A video provided by the Japanese American National Museum was began the event. The video showed footage of Japanese American men, women, and children with a few meager possession getting ready to leave for Manzanar.

This was followed by the presentation of awards to four members of the Japanese American community. MPAC Executive Director, Salaam Al Marayati, was the MC. Each recipient gave a short speech telling of his or her fears after 9/11 that Muslims would suffer the same fate Japanese Americans had after Pearl Harbor.

The fifth speaker - and of course the reason for the event - was MPAC Senior Political Advisor and Center founder, Dr. Maher Hathout. Dr. Hathout, a master of "interfaith" and "intercommunity outreach," described what he deemed to be the current situation vis-à-vis Muslims in America today.

According to the Hathout's ideological line, Muslims in America today are locked in a virtual prison camp. It is a proxy prison camp maintained via data base - the government, having become more sophisticated than the days of FDR's Manzanar internments, has simply saved money on barbed wire and metal bars. Muslims are hated; not trusted; witness a presidential candidate stating that he would not have a Muslim in his cabinet.

In this version of the American gulag, all a candidate has to do to insure his election is to accuse his opponent of having Muslim blood. Thus Hathout suggested that Muslims are ensnared in a virtual prison camp.

He urged his audience to use the Muslim backlash [a figment of his Islamist imagination] as a learning experience to sustain and inspire them. Dr. Hathout further urged his audience not to give in to fear and not to let the experience become only a memory, for memories fade.

"We can storm through the gates of the virtual concentration camp".

The audience held only a handful of Japanese Americans.

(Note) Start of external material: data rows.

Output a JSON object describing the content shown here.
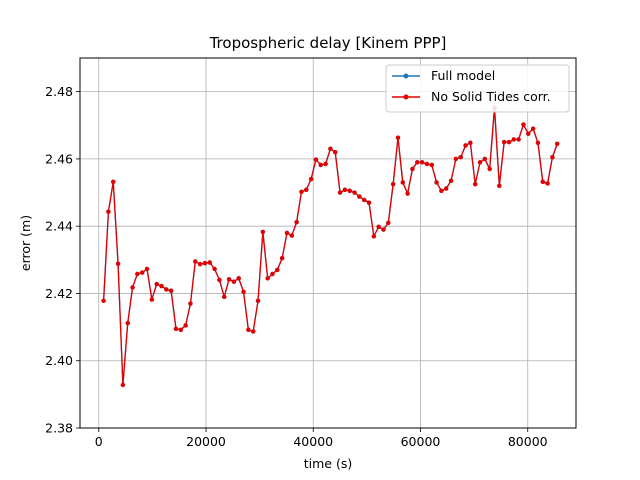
{
  "chart_data": {
    "type": "line",
    "title": "Tropospheric delay [Kinem PPP]",
    "xlabel": "time (s)",
    "ylabel": "error (m)",
    "xlim": [
      -3500,
      89000
    ],
    "ylim": [
      2.38,
      2.49
    ],
    "xticks": [
      0,
      20000,
      40000,
      60000,
      80000
    ],
    "xtick_labels": [
      "0",
      "20000",
      "40000",
      "60000",
      "80000"
    ],
    "yticks": [
      2.38,
      2.4,
      2.42,
      2.44,
      2.46,
      2.48
    ],
    "ytick_labels": [
      "2.38",
      "2.40",
      "2.42",
      "2.44",
      "2.46",
      "2.48"
    ],
    "grid": true,
    "legend_position": "top-right",
    "x": [
      900,
      1800,
      2700,
      3600,
      4500,
      5400,
      6300,
      7200,
      8100,
      9000,
      9900,
      10800,
      11700,
      12600,
      13500,
      14400,
      15300,
      16200,
      17100,
      18000,
      18900,
      19800,
      20700,
      21600,
      22500,
      23400,
      24300,
      25200,
      26100,
      27000,
      27900,
      28800,
      29700,
      30600,
      31500,
      32400,
      33300,
      34200,
      35100,
      36000,
      36900,
      37800,
      38700,
      39600,
      40500,
      41400,
      42300,
      43200,
      44100,
      45000,
      45900,
      46800,
      47700,
      48600,
      49500,
      50400,
      51300,
      52200,
      53100,
      54000,
      54900,
      55800,
      56700,
      57600,
      58500,
      59400,
      60300,
      61200,
      62100,
      63000,
      63900,
      64800,
      65700,
      66600,
      67500,
      68400,
      69300,
      70200,
      71100,
      72000,
      72900,
      73800,
      74700,
      75600,
      76500,
      77400,
      78300,
      79200,
      80100,
      81000,
      81900,
      82800,
      83700,
      84600,
      85500
    ],
    "series": [
      {
        "name": "Full model",
        "color": "#1f77b4",
        "values": [
          2.4178,
          2.4443,
          2.4532,
          2.4288,
          2.3928,
          2.4112,
          2.4218,
          2.4258,
          2.4262,
          2.4273,
          2.4182,
          2.4228,
          2.4222,
          2.4212,
          2.4208,
          2.4095,
          2.4092,
          2.4105,
          2.417,
          2.4295,
          2.4287,
          2.429,
          2.4292,
          2.4273,
          2.424,
          2.419,
          2.4242,
          2.4235,
          2.4245,
          2.4205,
          2.4092,
          2.4087,
          2.4178,
          2.4383,
          2.4245,
          2.4258,
          2.427,
          2.4305,
          2.438,
          2.4372,
          2.4412,
          2.4502,
          2.4508,
          2.454,
          2.4598,
          2.4582,
          2.4585,
          2.463,
          2.462,
          2.45,
          2.4508,
          2.4505,
          2.45,
          2.4488,
          2.4478,
          2.447,
          2.437,
          2.4398,
          2.439,
          2.441,
          2.4525,
          2.4663,
          2.453,
          2.4497,
          2.457,
          2.459,
          2.459,
          2.4585,
          2.4582,
          2.453,
          2.4505,
          2.4512,
          2.4535,
          2.46,
          2.4605,
          2.464,
          2.4648,
          2.4525,
          2.459,
          2.46,
          2.457,
          2.4752,
          2.452,
          2.465,
          2.465,
          2.4658,
          2.4658,
          2.4702,
          2.4675,
          2.469,
          2.4648,
          2.4532,
          2.4527,
          2.4605,
          2.4645
        ]
      },
      {
        "name": "No Solid Tides corr.",
        "color": "#e50000",
        "values": [
          2.4178,
          2.4443,
          2.4532,
          2.4288,
          2.3928,
          2.4112,
          2.4218,
          2.4258,
          2.4262,
          2.4273,
          2.4182,
          2.4228,
          2.4222,
          2.4212,
          2.4208,
          2.4095,
          2.4092,
          2.4105,
          2.417,
          2.4295,
          2.4287,
          2.429,
          2.4292,
          2.4273,
          2.424,
          2.419,
          2.4242,
          2.4235,
          2.4245,
          2.4205,
          2.4092,
          2.4087,
          2.4178,
          2.4383,
          2.4245,
          2.4258,
          2.427,
          2.4305,
          2.438,
          2.4372,
          2.4412,
          2.4502,
          2.4508,
          2.454,
          2.4598,
          2.4582,
          2.4585,
          2.463,
          2.462,
          2.45,
          2.4508,
          2.4505,
          2.45,
          2.4488,
          2.4478,
          2.447,
          2.437,
          2.4398,
          2.439,
          2.441,
          2.4525,
          2.4663,
          2.453,
          2.4497,
          2.457,
          2.459,
          2.459,
          2.4585,
          2.4582,
          2.453,
          2.4505,
          2.4512,
          2.4535,
          2.46,
          2.4605,
          2.464,
          2.4648,
          2.4525,
          2.459,
          2.46,
          2.457,
          2.4752,
          2.452,
          2.465,
          2.465,
          2.4658,
          2.4658,
          2.4702,
          2.4675,
          2.469,
          2.4648,
          2.4532,
          2.4527,
          2.4605,
          2.4645
        ]
      }
    ]
  }
}
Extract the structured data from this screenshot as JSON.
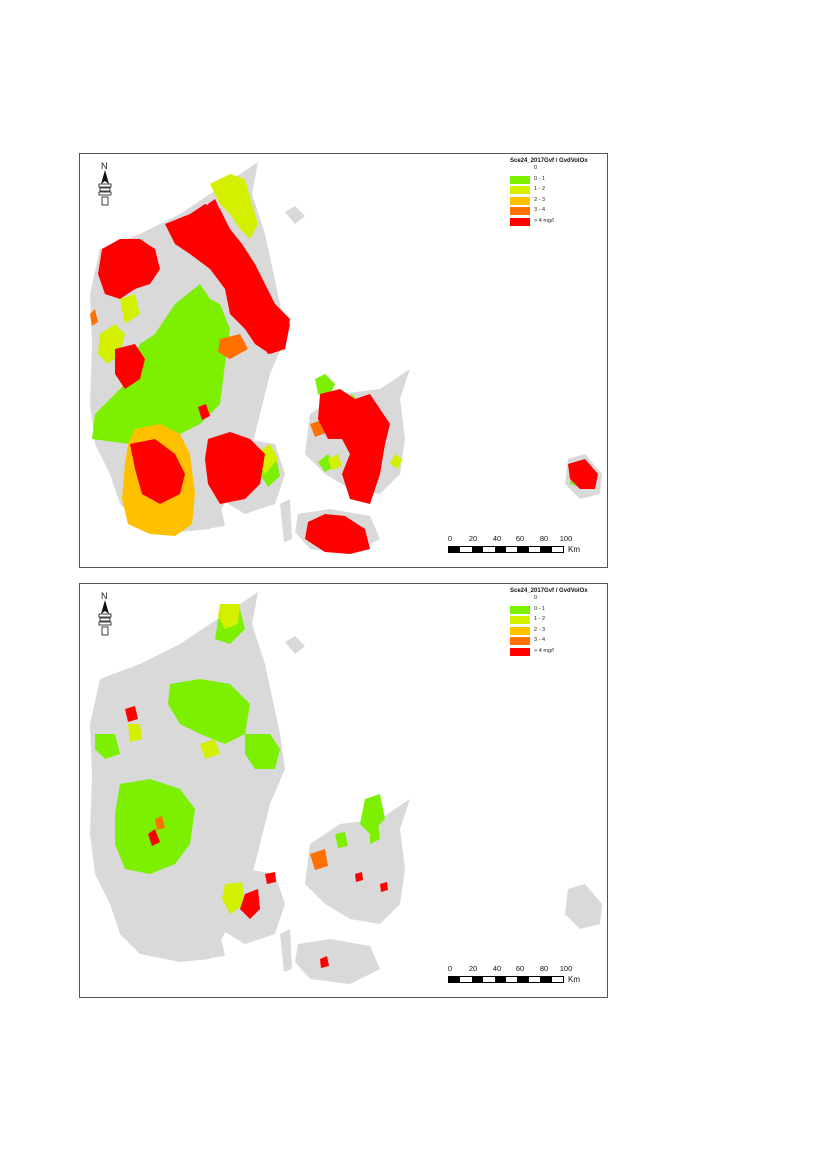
{
  "maps": [
    {
      "id": "top",
      "legend": {
        "title": "Sce24_2017Gvf / GvdVolOx",
        "items": [
          {
            "label": "0",
            "color": ""
          },
          {
            "label": "0 - 1",
            "color": "#7cf000"
          },
          {
            "label": "1 - 2",
            "color": "#d2f000"
          },
          {
            "label": "2 - 3",
            "color": "#ffc000"
          },
          {
            "label": "3 - 4",
            "color": "#ff7000"
          },
          {
            "label": "> 4 mg/l",
            "color": "#ff0000"
          }
        ]
      },
      "north_label": "N",
      "scale": {
        "ticks": [
          "0",
          "20",
          "40",
          "60",
          "80",
          "100"
        ],
        "unit": "Km"
      }
    },
    {
      "id": "bottom",
      "legend": {
        "title": "Sce24_2017Gvf / GvdVolOx",
        "items": [
          {
            "label": "0",
            "color": ""
          },
          {
            "label": "0 - 1",
            "color": "#7cf000"
          },
          {
            "label": "1 - 2",
            "color": "#d2f000"
          },
          {
            "label": "2 - 3",
            "color": "#ffc000"
          },
          {
            "label": "3 - 4",
            "color": "#ff7000"
          },
          {
            "label": "> 4 mg/l",
            "color": "#ff0000"
          }
        ]
      },
      "north_label": "N",
      "scale": {
        "ticks": [
          "0",
          "20",
          "40",
          "60",
          "80",
          "100"
        ],
        "unit": "Km"
      }
    }
  ],
  "colors": {
    "land": "#d9d9d9",
    "c01": "#7cf000",
    "c12": "#d2f000",
    "c23": "#ffc000",
    "c34": "#ff7000",
    "c4": "#ff0000"
  }
}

Where were the other members of the area's large Japanese American community?

Perhaps they stayed home to decide which Ivy League college their children would attend. Then again, perhaps they were ready to leave for Hathout's dog-and-pony show and were given pause, contemplating the real Japanese American experience and the character of our traditional [now under attack] opportunity society, "Hey, wait a minute - we gave them Pearl Harbor, and now they buy our cars."